Il en résulte une sensation de vertige que renforce encore une mise en abyme, Bolla semblant abriter en son sein le roman que projetait Arsim : un roman sur la guerre, les discriminations et les humiliations, mais décrivant finalement une passion malheureusement éphémère, et s'inscrivant dans l'époque contemporaine et dans sa propre vie, à la différence de ce qu'il avait rêvé d'écrire. Miloš l'anticipe d'ailleurs dans son journal où il imagine qu'Arsim a publié un livre avec «tous les mots à [leur] sujet bien disposés», tandis que ce dernier, revenu à Pristina où il devient chauffeur de bus, s'affirme comme un «futur écrivain».
Et au travers de ce héros écrivain, l'auteur semble parfois parler à titre personnel, notamment du travail et de la discipline que nécessite l'écriture comme des doutes qui l'assaillent concernant son propre roman - qu'il a mis, à ses dires, huit ans à écrire (6).

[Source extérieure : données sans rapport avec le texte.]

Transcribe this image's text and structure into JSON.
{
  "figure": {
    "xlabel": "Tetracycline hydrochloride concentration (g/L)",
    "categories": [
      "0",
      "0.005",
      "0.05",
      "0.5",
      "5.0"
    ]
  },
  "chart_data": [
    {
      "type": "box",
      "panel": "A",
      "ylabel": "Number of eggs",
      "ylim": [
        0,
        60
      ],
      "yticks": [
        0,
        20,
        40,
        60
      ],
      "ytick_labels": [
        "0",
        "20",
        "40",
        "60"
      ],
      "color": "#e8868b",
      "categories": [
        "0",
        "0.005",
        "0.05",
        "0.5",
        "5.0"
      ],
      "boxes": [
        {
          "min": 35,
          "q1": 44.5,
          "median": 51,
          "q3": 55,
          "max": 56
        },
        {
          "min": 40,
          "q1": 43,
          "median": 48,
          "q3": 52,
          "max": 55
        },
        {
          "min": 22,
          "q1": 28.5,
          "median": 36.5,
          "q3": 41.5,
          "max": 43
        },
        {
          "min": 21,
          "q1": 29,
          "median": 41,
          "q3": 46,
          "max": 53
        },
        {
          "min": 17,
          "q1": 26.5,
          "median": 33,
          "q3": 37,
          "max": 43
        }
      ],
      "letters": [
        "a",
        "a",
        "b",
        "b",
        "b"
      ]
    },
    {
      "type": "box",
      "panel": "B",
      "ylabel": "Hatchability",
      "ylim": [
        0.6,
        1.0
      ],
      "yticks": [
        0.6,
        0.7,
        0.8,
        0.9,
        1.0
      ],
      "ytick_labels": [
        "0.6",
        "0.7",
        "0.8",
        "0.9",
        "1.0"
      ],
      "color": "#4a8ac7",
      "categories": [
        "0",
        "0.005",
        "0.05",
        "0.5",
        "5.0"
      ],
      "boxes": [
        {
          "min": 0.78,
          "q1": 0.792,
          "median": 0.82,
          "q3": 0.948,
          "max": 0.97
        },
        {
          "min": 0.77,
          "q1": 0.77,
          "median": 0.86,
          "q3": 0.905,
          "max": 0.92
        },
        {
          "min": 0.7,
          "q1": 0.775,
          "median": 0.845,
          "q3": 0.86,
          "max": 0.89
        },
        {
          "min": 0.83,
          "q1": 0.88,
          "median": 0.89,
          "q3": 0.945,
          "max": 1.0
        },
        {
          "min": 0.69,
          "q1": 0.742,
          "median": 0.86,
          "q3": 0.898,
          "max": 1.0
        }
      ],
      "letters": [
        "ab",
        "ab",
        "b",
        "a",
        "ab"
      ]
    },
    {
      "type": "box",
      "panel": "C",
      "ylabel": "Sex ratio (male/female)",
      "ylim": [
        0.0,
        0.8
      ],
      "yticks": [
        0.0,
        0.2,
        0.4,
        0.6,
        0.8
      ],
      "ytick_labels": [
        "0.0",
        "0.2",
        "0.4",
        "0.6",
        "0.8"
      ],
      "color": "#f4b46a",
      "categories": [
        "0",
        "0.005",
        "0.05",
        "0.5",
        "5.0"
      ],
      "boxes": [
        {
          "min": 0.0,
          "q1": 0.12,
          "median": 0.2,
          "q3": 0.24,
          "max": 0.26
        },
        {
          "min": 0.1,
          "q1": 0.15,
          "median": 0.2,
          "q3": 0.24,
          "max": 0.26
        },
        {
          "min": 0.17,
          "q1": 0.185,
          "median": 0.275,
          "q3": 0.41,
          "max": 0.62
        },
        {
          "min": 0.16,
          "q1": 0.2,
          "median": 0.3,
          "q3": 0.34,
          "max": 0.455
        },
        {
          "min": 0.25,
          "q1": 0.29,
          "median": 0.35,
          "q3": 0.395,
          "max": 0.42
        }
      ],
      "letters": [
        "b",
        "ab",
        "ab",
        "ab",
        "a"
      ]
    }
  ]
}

Cette impressionnante architecture narrative est de plus animée par le flux puissant et chatoyant d'une écriture poétique luxuriante qui d'emblée vous secoue et vous emporte. Une prose rythmée aux phrases parfois longues - qu'attisent répétitions ou accumulations – vivifiée par une profusion d'images inattendues et très concrètes dont la fraîcheur enivre. Une langue expressive très visuelle et évocatrice, à la fois symbolique, précise et sensuelle (7), aussi habile à décrire minutieusement les corps (tant dans leur beauté que dans leur laideur) qu'à saisir les contradictions des personnages et leurs pensées intimes les plus complexes. Et les scènes de sexe, malgré leur crudité, ne sont jamais exhibitionnistes et s'avèrent même parfois très drôles (8).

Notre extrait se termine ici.